Им нелегко живется. Очень виноваты перед ними директора комбинатов и председатели колхозов, считающие, что ремонт школы — дело третьестепенное, виноваты районные руководители, редко к ним заглядывающие, и все мы, за то что мало помогаем, не ценим по-настоящему их тяжелый, но благородный труд.
Виктор Андрианович все-таки уговорил Марию Яковлевну поехать лечиться, пообещав на время ее отсутствия прислать самого лучшего учителя из Мотыгина. Провожая нас, она выходит на крыльцо. Лицо ее просветлело, стало ясным и добрым, таким, каким оно, вероятно, бывает, когда идет урок.
Сразу за околицей Шааргана в забое пыхтит, отдуваясь паром, драга.
Золото в горах Енисейского кряжа нашли еще лет двести назад. Добыча его началась в 1836 году. Сначала вели ее примитивно, вручную. Потом стали закладывать шахты, наконец появились драги. Они были не очень большими, малопроизводительными. Когда драга намывала пуд золота, стреляли из пушки, и далеко не каждый месяц раздавался такой салют. Перед революцией к ангарскому золоту дотянулись руки иностранного капитала, в тайге обосновались концессии.
После революции золотодобывающая промышленность Приангарья коренным образом изменилась. Выросли большие рудники, появилась современная горная техника и значительно увеличилась добыча благородного металла.
Драга, работающая под Шаарганом, небольшая. Объем ее ковшей двести литров. Сейчас уже построены драги, ковши которых в шесть раз больше, — в год такая плавучая фабрика «перелопачивает» два миллиона тонн грунта, заменяя двенадцать тысяч землекопов.
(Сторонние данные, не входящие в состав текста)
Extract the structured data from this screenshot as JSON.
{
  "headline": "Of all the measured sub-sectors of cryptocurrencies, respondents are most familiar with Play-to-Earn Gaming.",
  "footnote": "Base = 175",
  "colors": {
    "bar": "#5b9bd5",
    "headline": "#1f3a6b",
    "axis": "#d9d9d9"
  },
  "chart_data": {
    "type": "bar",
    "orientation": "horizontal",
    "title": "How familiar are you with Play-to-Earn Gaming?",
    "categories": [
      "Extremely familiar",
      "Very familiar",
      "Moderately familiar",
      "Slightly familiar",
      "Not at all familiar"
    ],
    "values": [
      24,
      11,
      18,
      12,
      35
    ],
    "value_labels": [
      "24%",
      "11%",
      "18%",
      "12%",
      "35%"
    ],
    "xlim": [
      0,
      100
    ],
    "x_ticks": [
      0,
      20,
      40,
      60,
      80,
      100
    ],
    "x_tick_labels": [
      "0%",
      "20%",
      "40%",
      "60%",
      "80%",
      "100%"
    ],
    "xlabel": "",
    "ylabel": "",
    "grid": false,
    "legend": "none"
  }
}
А эта, старенькая, что черпала землю со дна небольшого озерца, ею же самой созданного, еще верой и правдой служит людям — дожила бы до наших дней старая традиция, и жители поселка не один раз в месяц слышали бы пушечные выстрелы.
Двухэтажный корпус драги стоит на большом деревянном понтоне. Три троса помогают ей передвигаться в забое — отходить вправо, влево, назад и двигаться вперед. Бесконечная лента уносит ковши под воду, они черпают золотоносный грунт со дна и поднимают его наверх в бочку — огромный вращающийся барабан. Руда измельчается в барабане, ее тяжелые кусочки с золотом через отверстия в стенках бочки проваливаются на специальные столы, а пустая порода снова падает в воду.